My current design includes a 150V MOV and 1A slow-blow fuse. The thought being that significantly higher voltages will cause the MOV to do the marimba and blow the fuse.  But I may change some of the resistor values around to allow the system to sample up to 230Vrms signals, and then add a safety margin on top of that. All AC components are actually rated for 230V use (the transformer for voltage measurements, the current transformer, as well as the on-board power supply). Thus, I would be able to use the power board for 3-wire 230V as well, a nice to have for the rare instances where it is needed. Thing is, even a 16 bit accurate resolution on the product of voltage and current would resolve to less than 0.1W on a 5000W signal.

While I could use decimation to smooth out noise and improve accuracy further, the numbers get pretty big at high sampling rates (about 6,000/s are planned) and averaging may be the way to go. Previous attempts at decimation with large numbers and high sampling rates required me to keep track of the values inside the accumulators, then subtract large numbers that were easily divisible as the limits of the unsigned long range were approached. Can be done, but it's easier to implement on a 8 bit microprocessor if one only has to sample 1024 samples at a time, rather than 4096 to get to the desired resolution. Anyhow, off to feed the kids and thanks!

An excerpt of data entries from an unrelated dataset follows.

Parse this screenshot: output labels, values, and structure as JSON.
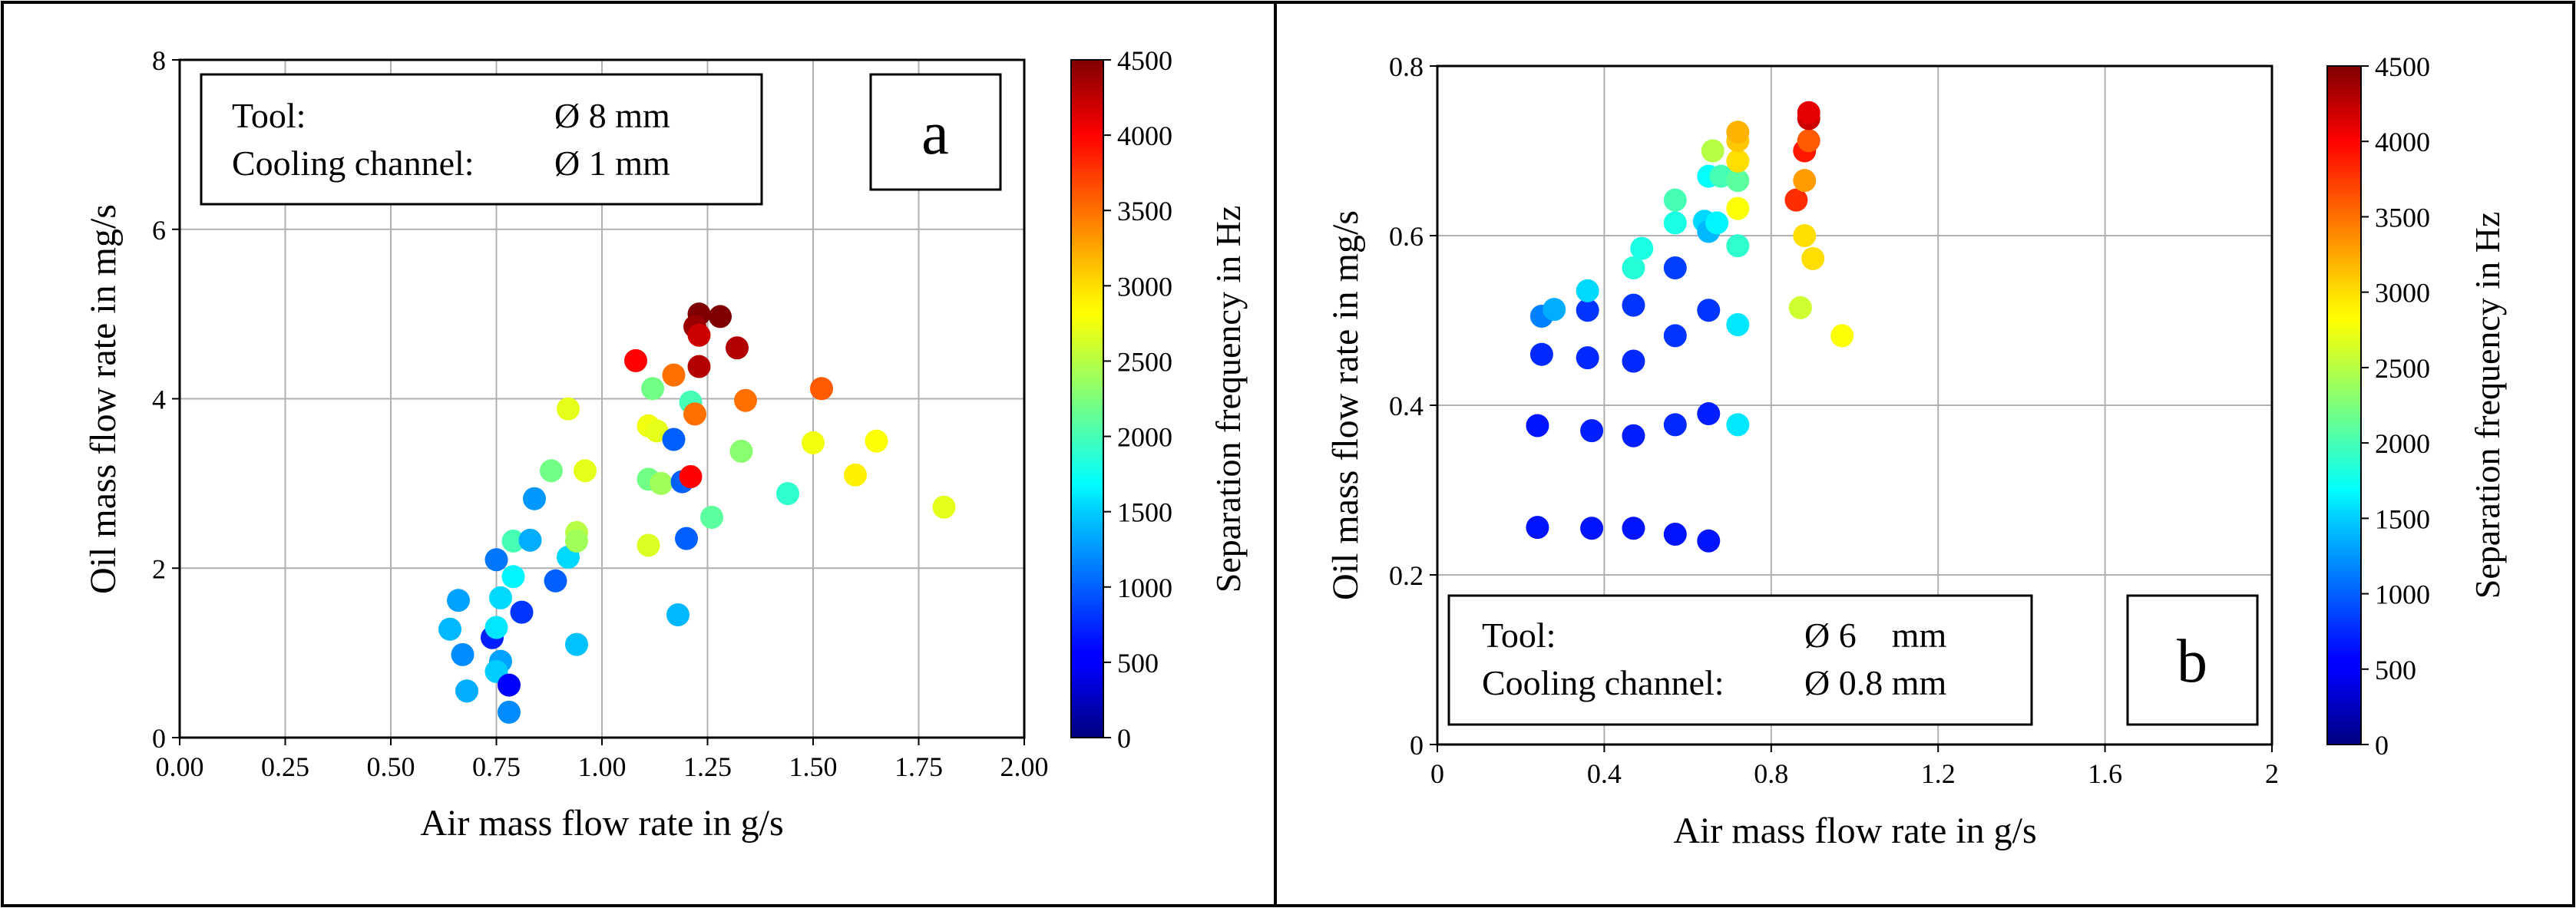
{
  "panels": [
    {
      "label": "a",
      "xlabel": "Air mass flow rate in g/s",
      "ylabel": "Oil mass flow rate in mg/s",
      "colorbar_label": "Separation frequency in Hz",
      "info": {
        "tool_label": "Tool:",
        "tool_value": "Ø 8 mm",
        "channel_label": "Cooling channel:",
        "channel_value": "Ø 1 mm"
      }
    },
    {
      "label": "b",
      "xlabel": "Air mass flow rate in g/s",
      "ylabel": "Oil mass flow rate in mg/s",
      "colorbar_label": "Separation frequency in Hz",
      "info": {
        "tool_label": "Tool:",
        "tool_value": "Ø 6    mm",
        "channel_label": "Cooling channel:",
        "channel_value": "Ø 0.8 mm"
      }
    }
  ],
  "chart_data": [
    {
      "type": "scatter",
      "title": "a",
      "xlabel": "Air mass flow rate in g/s",
      "ylabel": "Oil mass flow rate in mg/s",
      "xlim": [
        0,
        2
      ],
      "ylim": [
        0,
        8
      ],
      "xticks": [
        "0.00",
        "0.25",
        "0.50",
        "0.75",
        "1.00",
        "1.25",
        "1.50",
        "1.75",
        "2.00"
      ],
      "yticks": [
        "0",
        "2",
        "4",
        "6",
        "8"
      ],
      "grid": true,
      "colorbar": {
        "label": "Separation frequency in Hz",
        "range": [
          0,
          4500
        ],
        "ticks": [
          "0",
          "500",
          "1000",
          "1500",
          "2000",
          "2500",
          "3000",
          "3500",
          "4000",
          "4500"
        ]
      },
      "points": [
        {
          "x": 0.66,
          "y": 1.62,
          "c": 1300
        },
        {
          "x": 0.64,
          "y": 1.28,
          "c": 1400
        },
        {
          "x": 0.67,
          "y": 0.98,
          "c": 1200
        },
        {
          "x": 0.68,
          "y": 0.55,
          "c": 1350
        },
        {
          "x": 0.74,
          "y": 1.18,
          "c": 700
        },
        {
          "x": 0.75,
          "y": 2.1,
          "c": 1100
        },
        {
          "x": 0.76,
          "y": 1.65,
          "c": 1550
        },
        {
          "x": 0.75,
          "y": 1.3,
          "c": 1600
        },
        {
          "x": 0.76,
          "y": 0.9,
          "c": 1300
        },
        {
          "x": 0.75,
          "y": 0.78,
          "c": 1500
        },
        {
          "x": 0.78,
          "y": 0.62,
          "c": 500
        },
        {
          "x": 0.78,
          "y": 0.3,
          "c": 1200
        },
        {
          "x": 0.79,
          "y": 1.9,
          "c": 1650
        },
        {
          "x": 0.79,
          "y": 2.32,
          "c": 2000
        },
        {
          "x": 0.81,
          "y": 1.48,
          "c": 800
        },
        {
          "x": 0.83,
          "y": 2.33,
          "c": 1350
        },
        {
          "x": 0.84,
          "y": 2.82,
          "c": 1250
        },
        {
          "x": 0.88,
          "y": 3.15,
          "c": 2200
        },
        {
          "x": 0.89,
          "y": 1.85,
          "c": 1000
        },
        {
          "x": 0.92,
          "y": 3.88,
          "c": 2700
        },
        {
          "x": 0.92,
          "y": 2.13,
          "c": 1550
        },
        {
          "x": 0.94,
          "y": 2.42,
          "c": 2500
        },
        {
          "x": 0.94,
          "y": 2.32,
          "c": 2400
        },
        {
          "x": 0.96,
          "y": 3.15,
          "c": 2700
        },
        {
          "x": 0.94,
          "y": 1.1,
          "c": 1450
        },
        {
          "x": 1.08,
          "y": 4.45,
          "c": 4000
        },
        {
          "x": 1.11,
          "y": 3.68,
          "c": 2750
        },
        {
          "x": 1.12,
          "y": 4.12,
          "c": 2200
        },
        {
          "x": 1.13,
          "y": 3.62,
          "c": 2700
        },
        {
          "x": 1.11,
          "y": 3.05,
          "c": 2200
        },
        {
          "x": 1.14,
          "y": 3.0,
          "c": 2400
        },
        {
          "x": 1.11,
          "y": 2.27,
          "c": 2650
        },
        {
          "x": 1.17,
          "y": 4.28,
          "c": 3500
        },
        {
          "x": 1.17,
          "y": 3.52,
          "c": 1000
        },
        {
          "x": 1.19,
          "y": 3.02,
          "c": 1000
        },
        {
          "x": 1.2,
          "y": 2.35,
          "c": 1000
        },
        {
          "x": 1.18,
          "y": 1.45,
          "c": 1400
        },
        {
          "x": 1.21,
          "y": 3.96,
          "c": 2000
        },
        {
          "x": 1.21,
          "y": 3.08,
          "c": 4000
        },
        {
          "x": 1.22,
          "y": 3.82,
          "c": 3500
        },
        {
          "x": 1.23,
          "y": 5.0,
          "c": 4500
        },
        {
          "x": 1.22,
          "y": 4.85,
          "c": 4400
        },
        {
          "x": 1.23,
          "y": 4.75,
          "c": 4200
        },
        {
          "x": 1.23,
          "y": 4.38,
          "c": 4300
        },
        {
          "x": 1.28,
          "y": 4.97,
          "c": 4500
        },
        {
          "x": 1.26,
          "y": 2.6,
          "c": 2100
        },
        {
          "x": 1.32,
          "y": 4.6,
          "c": 4300
        },
        {
          "x": 1.33,
          "y": 3.38,
          "c": 2300
        },
        {
          "x": 1.34,
          "y": 3.98,
          "c": 3500
        },
        {
          "x": 1.44,
          "y": 2.88,
          "c": 1900
        },
        {
          "x": 1.5,
          "y": 3.48,
          "c": 2750
        },
        {
          "x": 1.52,
          "y": 4.12,
          "c": 3600
        },
        {
          "x": 1.6,
          "y": 3.1,
          "c": 2900
        },
        {
          "x": 1.65,
          "y": 3.5,
          "c": 2800
        },
        {
          "x": 1.81,
          "y": 2.72,
          "c": 2700
        }
      ]
    },
    {
      "type": "scatter",
      "title": "b",
      "xlabel": "Air mass flow rate in g/s",
      "ylabel": "Oil mass flow rate in mg/s",
      "xlim": [
        0,
        2
      ],
      "ylim": [
        0,
        0.8
      ],
      "xticks": [
        "0",
        "0.4",
        "0.8",
        "1.2",
        "1.6",
        "2"
      ],
      "yticks": [
        "0",
        "0.2",
        "0.4",
        "0.6",
        "0.8"
      ],
      "grid": true,
      "colorbar": {
        "label": "Separation frequency in Hz",
        "range": [
          0,
          4500
        ],
        "ticks": [
          "0",
          "500",
          "1000",
          "1500",
          "2000",
          "2500",
          "3000",
          "3500",
          "4000",
          "4500"
        ]
      },
      "points": [
        {
          "x": 0.24,
          "y": 0.256,
          "c": 650
        },
        {
          "x": 0.37,
          "y": 0.255,
          "c": 650
        },
        {
          "x": 0.47,
          "y": 0.255,
          "c": 650
        },
        {
          "x": 0.57,
          "y": 0.248,
          "c": 650
        },
        {
          "x": 0.65,
          "y": 0.24,
          "c": 650
        },
        {
          "x": 0.24,
          "y": 0.376,
          "c": 650
        },
        {
          "x": 0.37,
          "y": 0.37,
          "c": 700
        },
        {
          "x": 0.47,
          "y": 0.364,
          "c": 700
        },
        {
          "x": 0.57,
          "y": 0.377,
          "c": 750
        },
        {
          "x": 0.65,
          "y": 0.39,
          "c": 700
        },
        {
          "x": 0.72,
          "y": 0.377,
          "c": 1600
        },
        {
          "x": 0.25,
          "y": 0.46,
          "c": 750
        },
        {
          "x": 0.36,
          "y": 0.456,
          "c": 750
        },
        {
          "x": 0.47,
          "y": 0.452,
          "c": 750
        },
        {
          "x": 0.57,
          "y": 0.482,
          "c": 800
        },
        {
          "x": 0.72,
          "y": 0.495,
          "c": 1600
        },
        {
          "x": 0.25,
          "y": 0.505,
          "c": 1150
        },
        {
          "x": 0.28,
          "y": 0.513,
          "c": 1350
        },
        {
          "x": 0.36,
          "y": 0.512,
          "c": 800
        },
        {
          "x": 0.36,
          "y": 0.535,
          "c": 1550
        },
        {
          "x": 0.47,
          "y": 0.518,
          "c": 800
        },
        {
          "x": 0.47,
          "y": 0.562,
          "c": 1850
        },
        {
          "x": 0.49,
          "y": 0.585,
          "c": 1800
        },
        {
          "x": 0.57,
          "y": 0.562,
          "c": 850
        },
        {
          "x": 0.65,
          "y": 0.512,
          "c": 800
        },
        {
          "x": 0.57,
          "y": 0.615,
          "c": 1800
        },
        {
          "x": 0.57,
          "y": 0.642,
          "c": 2000
        },
        {
          "x": 0.64,
          "y": 0.617,
          "c": 1550
        },
        {
          "x": 0.65,
          "y": 0.605,
          "c": 1400
        },
        {
          "x": 0.67,
          "y": 0.615,
          "c": 1650
        },
        {
          "x": 0.65,
          "y": 0.67,
          "c": 1700
        },
        {
          "x": 0.66,
          "y": 0.7,
          "c": 2500
        },
        {
          "x": 0.68,
          "y": 0.67,
          "c": 2000
        },
        {
          "x": 0.72,
          "y": 0.588,
          "c": 1900
        },
        {
          "x": 0.72,
          "y": 0.632,
          "c": 2800
        },
        {
          "x": 0.72,
          "y": 0.665,
          "c": 2100
        },
        {
          "x": 0.72,
          "y": 0.688,
          "c": 3000
        },
        {
          "x": 0.72,
          "y": 0.712,
          "c": 3100
        },
        {
          "x": 0.72,
          "y": 0.722,
          "c": 3200
        },
        {
          "x": 0.86,
          "y": 0.642,
          "c": 3800
        },
        {
          "x": 0.87,
          "y": 0.515,
          "c": 2600
        },
        {
          "x": 0.88,
          "y": 0.6,
          "c": 3000
        },
        {
          "x": 0.88,
          "y": 0.665,
          "c": 3300
        },
        {
          "x": 0.88,
          "y": 0.7,
          "c": 3900
        },
        {
          "x": 0.89,
          "y": 0.712,
          "c": 3600
        },
        {
          "x": 0.89,
          "y": 0.738,
          "c": 4200
        },
        {
          "x": 0.89,
          "y": 0.745,
          "c": 4100
        },
        {
          "x": 0.9,
          "y": 0.573,
          "c": 3000
        },
        {
          "x": 0.97,
          "y": 0.482,
          "c": 2800
        }
      ]
    }
  ]
}
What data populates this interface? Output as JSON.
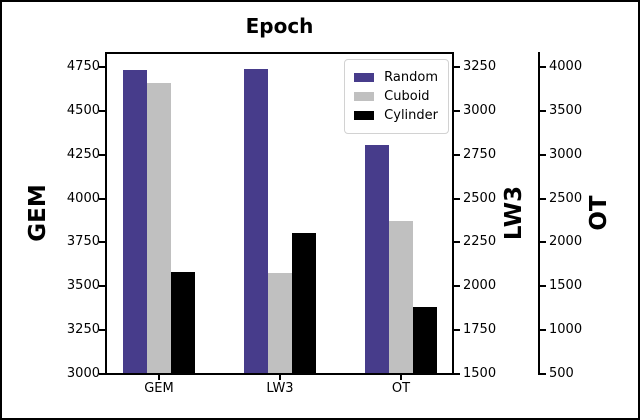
{
  "chart_data": {
    "type": "bar",
    "title": "Epoch",
    "categories": [
      "GEM",
      "LW3",
      "OT"
    ],
    "series": [
      {
        "name": "Random",
        "color": "#473c8b",
        "values": [
          4730,
          3240,
          3110
        ]
      },
      {
        "name": "Cuboid",
        "color": "#c0c0c0",
        "values": [
          4660,
          2070,
          2240
        ]
      },
      {
        "name": "Cylinder",
        "color": "#000000",
        "values": [
          3580,
          2300,
          1250
        ]
      }
    ],
    "axes": [
      {
        "label": "GEM",
        "side": "left",
        "range": [
          3000,
          4824
        ],
        "ticks": [
          3000,
          3250,
          3500,
          3750,
          4000,
          4250,
          4500,
          4750
        ],
        "applies_to_category": "GEM"
      },
      {
        "label": "LW3",
        "side": "right",
        "range": [
          1500,
          3324
        ],
        "ticks": [
          1500,
          1750,
          2000,
          2250,
          2500,
          2750,
          3000,
          3250
        ],
        "applies_to_category": "LW3"
      },
      {
        "label": "OT",
        "side": "right-outer",
        "range": [
          500,
          4148
        ],
        "ticks": [
          500,
          1000,
          1500,
          2000,
          2500,
          3000,
          3500,
          4000
        ],
        "applies_to_category": "OT"
      }
    ],
    "legend": {
      "position": "upper right",
      "entries": [
        "Random",
        "Cuboid",
        "Cylinder"
      ]
    },
    "grid": false,
    "note_each_category_group_uses_same_named_axis": true
  }
}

OK, revised the board because the differential measurement aspects of the external ADC are confusing to say the least. So now everything is unipolar. I went back to my AC line safety exercise and changed the resistor values around to work with a 230V input. Then I added a zener diode instead of the Schottkys I was using to bias the signal and prevent the ADC from blowing up under extreme circumstances. I'd like to think that between the 275V MOV and the 450V+ input-tolerant voltage measurement circuit, we should be OK.

The only fly in the ointment is Pulse discontinuing the power transformer line and Digikey treating these transformers as non-stock. To replace them, I'd have to import them from Europe via Newark electronics. No big deal, just an additional $20, please.

The other good news is that I managed to design two power measurement boards with different add-ons but with an identical GTP file. That's one less solder paste stencil I'll have to order. I also got a e-mail back from CUI re: my grounding question. For now, I'll still plan for a 1M resistor and a 2200pF, 2.2kV capacitor in parallel connecting the GND to the 120VAC GND. I can then experiment to see what the impact (if any) there is from having these through-hole components in place. If there is no benefit, I'll simply leave the holes empty.